Julia wollte Abstand von der düsteren Umgebung gewinnen. Ihr wurde mit aller Deutlichkeit klar, dass diese Firma für sie nicht das erstrebte Umfeld war: Die Firma marode, der Vater krank und der Bruder abwesend wenn es um wichtige Themen ging. Und ihre Tante brachte auch keinen positiven Beitrag. Sie wollte nur noch fort.

- Ganz kurz huschte Wolfgangs fragender Blick zu ihr: Du bleibst doch zu meinem Geburtstag? Hoffe ich.

- Ja, ich will deinen großen Geburtstag mit dir feiern. Deshalb bin ich hier.

- Das freut mich. Ich brauche dich hier in meiner Nähe. Mehr als du ahnen kannst.

- Ich weiß es, aber ich habe mein eigenes Leben. Du erinnerst dich: Wir haben die Gründung meines Instituts in Nicaragua gemeinsam beschlossen. Wir wollten die Tests in einem Land durchführen, in dem uns nicht so viele Behörden das Leben erschweren. Nun habe ich dort meine Heimat gefunden.

- Deine Heimat ist hier, beharrte Wolfgang mit Nachdruck, vergiss das nicht. Hier liegen deine Wurzeln. Und hier liegt auch deine Zukunft.

- Julia erhob sich: Lass uns nicht wieder davon anfangen. Das hatten wir doch schon mehrfach besprochen. Seid mir bitte nicht böse. Aber ich muß mich jetzt wirklich um meine Arbeit kümmern. Ich habe einige wichtige Termine in Nicaragua, die ich nicht versäumen darf, aber ich werde in jedem Fall zu deinem Geburtstag zurück sein.

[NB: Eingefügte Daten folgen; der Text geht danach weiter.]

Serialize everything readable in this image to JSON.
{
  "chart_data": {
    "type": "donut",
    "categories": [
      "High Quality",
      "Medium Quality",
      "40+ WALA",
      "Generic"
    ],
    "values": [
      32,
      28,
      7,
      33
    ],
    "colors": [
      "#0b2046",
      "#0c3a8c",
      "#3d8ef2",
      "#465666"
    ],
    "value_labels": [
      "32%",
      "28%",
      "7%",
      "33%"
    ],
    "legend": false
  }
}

- Darauf verlasse ich mich. Und viel Erfolg.

Julia fühlte sich bedrängt und sann auf andere Möglichkeiten, in denen sie sich und ihre Ideen verwirklichen konnte. Aber erst einmal musste sie die Zulassung des neuen Medikaments erreichen. Darauf würde sie sich konzentrieren. Sie erhob sich abrupt und verließ verärgert den Raum.

- Du solltest nicht immer in dieser eiternden Wunde bohren, sagte Ingrid vorwurfsvoll. Du wirst sie nicht umstimmen können. Sie hat sich entschieden. Sie wird dort bleiben. Ich weiß auch nicht, was sie dort bindet. Manchmal spricht sie von einem jungen Mann. Vielleicht ist das der Grund. Offenbar findet sie bei ihm ihre innere Ruhe und auch Geborgenheit. Hier fühlt sie sich von dir ständig gegängelt, bevormundet und kontrolliert. Das mag sie nicht.